For a few chaotic hours on Reddit this week, a short clip out of Manhattan’s Chinatown in New York seemed to confirm everyone’s worst fears about immigration enforcement under the current administration. Masked ICE agents, faces covered, were seen surrounding a man on the street while one officer appeared to consult a laminated booklet filled with various color swatches.
By the time the post hit 15,000 upvotes, the narrative, while shocking, was clear: federal agents were supposedly roaming New York City, detaining people based on their appearance.
Except that isn’t what was happening.
The video, shot near the intersection of Canal and Centre Streets, shows what at first glance looks like a disturbing display of profiling. A man shouts that he’s from Brooklyn while officers restrain him. The booklet in one agent’s hand looks, to the untrained eye, like a “color palette.” For many online, it immediately recalled Family Guy’s infamous “right color/wrong color” gag.
But users who took a closer look at the footage and compared it with local reports quickly pieced together a far more mundane explanation. The “skin tone chart” was not a racial profiling tool; it was a street vendor’s catalogue of counterfeit designer handbags and luxury items.
Homeland Security Investigations (HSI), a branch of ICE, confirmed earlier this month that it had conducted a series of raids targeting counterfeit goods operations across lower Manhattan. These vendors often use photo catalogs to advertise replica Louis Vuitton, Chanel, and Gucci bags, allowing buyers to place orders without displaying the fakes in public.
In this case, it appears one of those catalogs ended up in the possession of an ICE agent as evidence– though at a glance, it certainly looks like something else.
Reddit user Macrike was among the first to notice the truth:
“Looking at the video frame-by-frame, it looks like some kind of catalogue of tote bags and other types of bags. No idea what that’s about.”

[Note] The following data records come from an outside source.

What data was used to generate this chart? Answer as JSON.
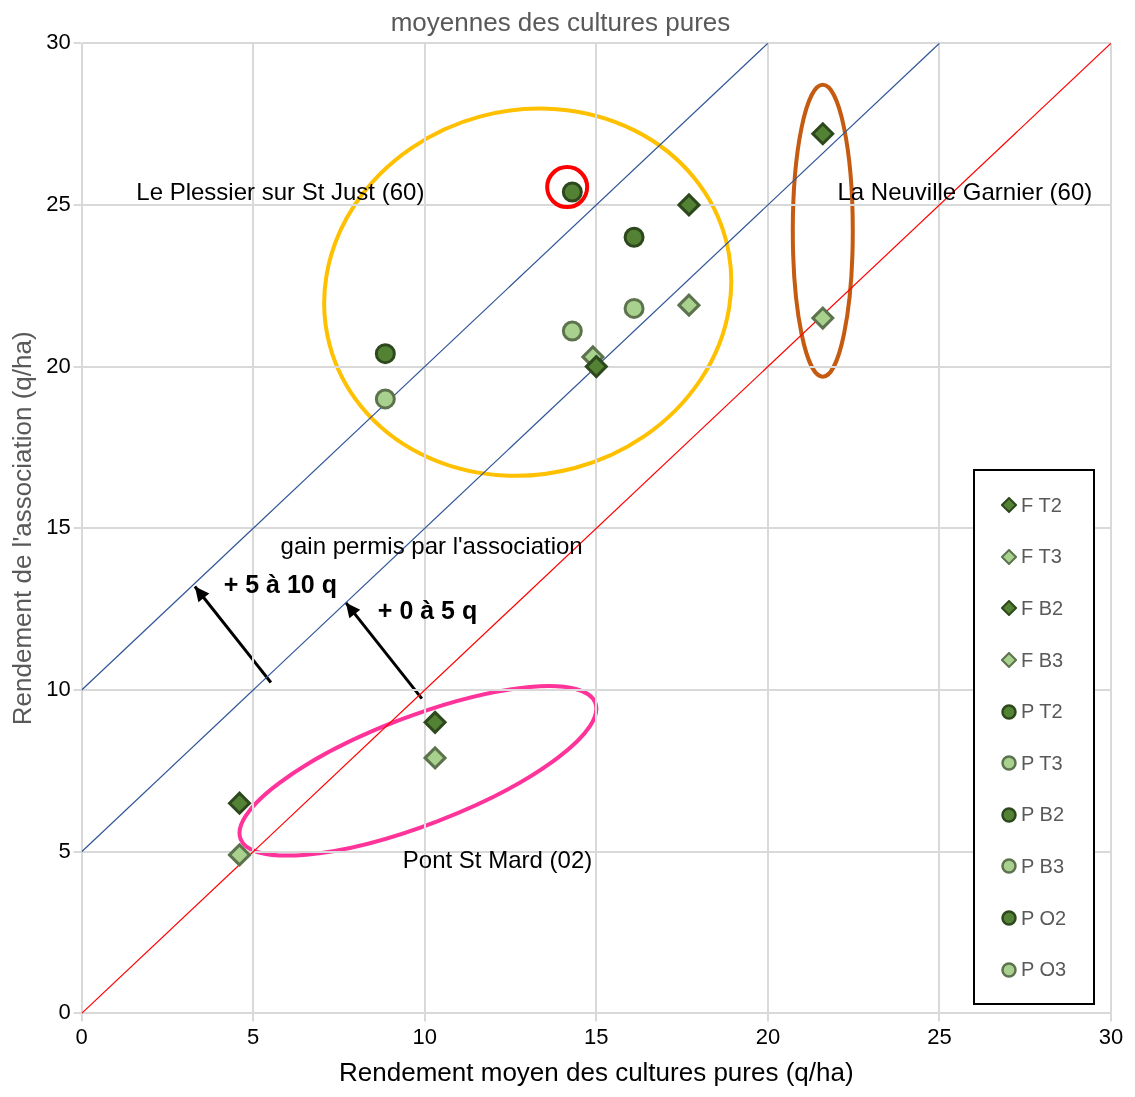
{
  "chart_data": {
    "type": "scatter",
    "title": "moyennes des cultures pures",
    "xlabel": "Rendement moyen des cultures pures (q/ha)",
    "ylabel": "Rendement de l'association (q/ha)",
    "xlim": [
      0,
      30
    ],
    "ylim": [
      0,
      30
    ],
    "xticks": [
      0,
      5,
      10,
      15,
      20,
      25,
      30
    ],
    "yticks": [
      0,
      5,
      10,
      15,
      20,
      25,
      30
    ],
    "grid": true,
    "legend": "bottom right",
    "series": [
      {
        "name": "F T2",
        "color": "#548235",
        "marker": "diamond",
        "x": [
          21.6,
          17.7,
          10.3
        ],
        "values": [
          27.2,
          25.0,
          9.0
        ]
      },
      {
        "name": "F T3",
        "color": "#a9d18e",
        "marker": "diamond",
        "x": [
          17.7,
          21.6,
          10.3
        ],
        "values": [
          21.9,
          21.5,
          7.9
        ]
      },
      {
        "name": "F B2",
        "color": "#548235",
        "marker": "diamond",
        "x": [
          15.0,
          4.6
        ],
        "values": [
          20.0,
          6.5
        ]
      },
      {
        "name": "F B3",
        "color": "#a9d18e",
        "marker": "diamond",
        "x": [
          14.9,
          4.6
        ],
        "values": [
          20.3,
          4.9
        ]
      },
      {
        "name": "P T2",
        "color": "#548235",
        "marker": "circle",
        "x": [
          14.3
        ],
        "values": [
          25.4
        ]
      },
      {
        "name": "P T3",
        "color": "#a9d18e",
        "marker": "circle",
        "x": [
          14.3
        ],
        "values": [
          21.1
        ]
      },
      {
        "name": "P B2",
        "color": "#548235",
        "marker": "circle",
        "x": [
          8.85
        ],
        "values": [
          20.4
        ]
      },
      {
        "name": "P B3",
        "color": "#a9d18e",
        "marker": "circle",
        "x": [
          8.85
        ],
        "values": [
          19.0
        ]
      },
      {
        "name": "P O2",
        "color": "#548235",
        "marker": "circle",
        "x": [
          16.1
        ],
        "values": [
          24.0
        ]
      },
      {
        "name": "P O3",
        "color": "#a9d18e",
        "marker": "circle",
        "x": [
          16.1
        ],
        "values": [
          21.8
        ]
      },
      {
        "color": "#ff0000",
        "marker": "circle",
        "x": [
          14.15
        ],
        "values": [
          25.55
        ]
      },
      {
        "type": "line",
        "color": "#ff0000",
        "marker": "none",
        "x": [
          0,
          30
        ],
        "values": [
          0,
          30
        ]
      },
      {
        "type": "line",
        "color": "#2f5597",
        "marker": "none",
        "x": [
          0,
          25
        ],
        "values": [
          5,
          30
        ]
      },
      {
        "type": "line",
        "color": "#2f5597",
        "marker": "none",
        "x": [
          0,
          20
        ],
        "values": [
          10,
          30
        ]
      }
    ],
    "annotations": [
      "Le Plessier sur St Just (60)",
      "La Neuville Garnier (60)",
      "Pont St Mard (02)",
      "gain permis par l'association",
      {
        "text": "+ 5 à 10 q",
        "x": 3.3,
        "y": 13.2
      },
      {
        "text": "+ 0 à 5 q",
        "x": 7.7,
        "y": 12.7
      }
    ]
  }
}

Soon after, others confirmed the same.
“Recently had a trip to NYC and Canal Street specifically,” wrote Honoredwilks. “The catalogues are for counterfeit designer handbags. You pick the bag and color you want and follow the person onto a side street.”
A CBS New York report from earlier this year corroborates that description, showing identical catalogs used by unlicensed vendors in the same area.
It’s easy to see how the story spread. The footage’s ambiguity offered the perfect ingredients for virality. The top comment on the Reddit thread summed up the collective panic in one biting phrase:
“Racial inquisitor stormtroopers. Look different? Guilty until proven innocent.”
Within hours, speculation evolved into certainty, and certainty hardened into outrage. Only later, buried among thousands of comments, did the more mundane (but accurate) explanation emerge.
Even with the misunderstanding cleared up, questions linger about priorities and proportionality. As Reddit user Prosthemadera put it:
“Ignoring the fact that an armed squad in bulletproof vests to arrest one guy selling fake purses is completely overkill and unnecessary.”
That tension defines much of ICE’s public image. The agency’s broad mandate, aggressive tactics, and opaque communication style make it uniquely susceptible to moments like this. The Chinatown clip may not show racial profiling, but it still underscores how ICE’s presence in urban areas invites fear and speculation, often for good reason.
In the end, the so-called “skin tone matrix” turned out to be a handbag catalog. The viral thumbnail of the agent holding it will almost certainly outlive the correction, just as the meme will spread further than the truth. The takeaway for me is that in 2025 America, sometimes the real story isn’t about what’s happening, but what people believe is happening.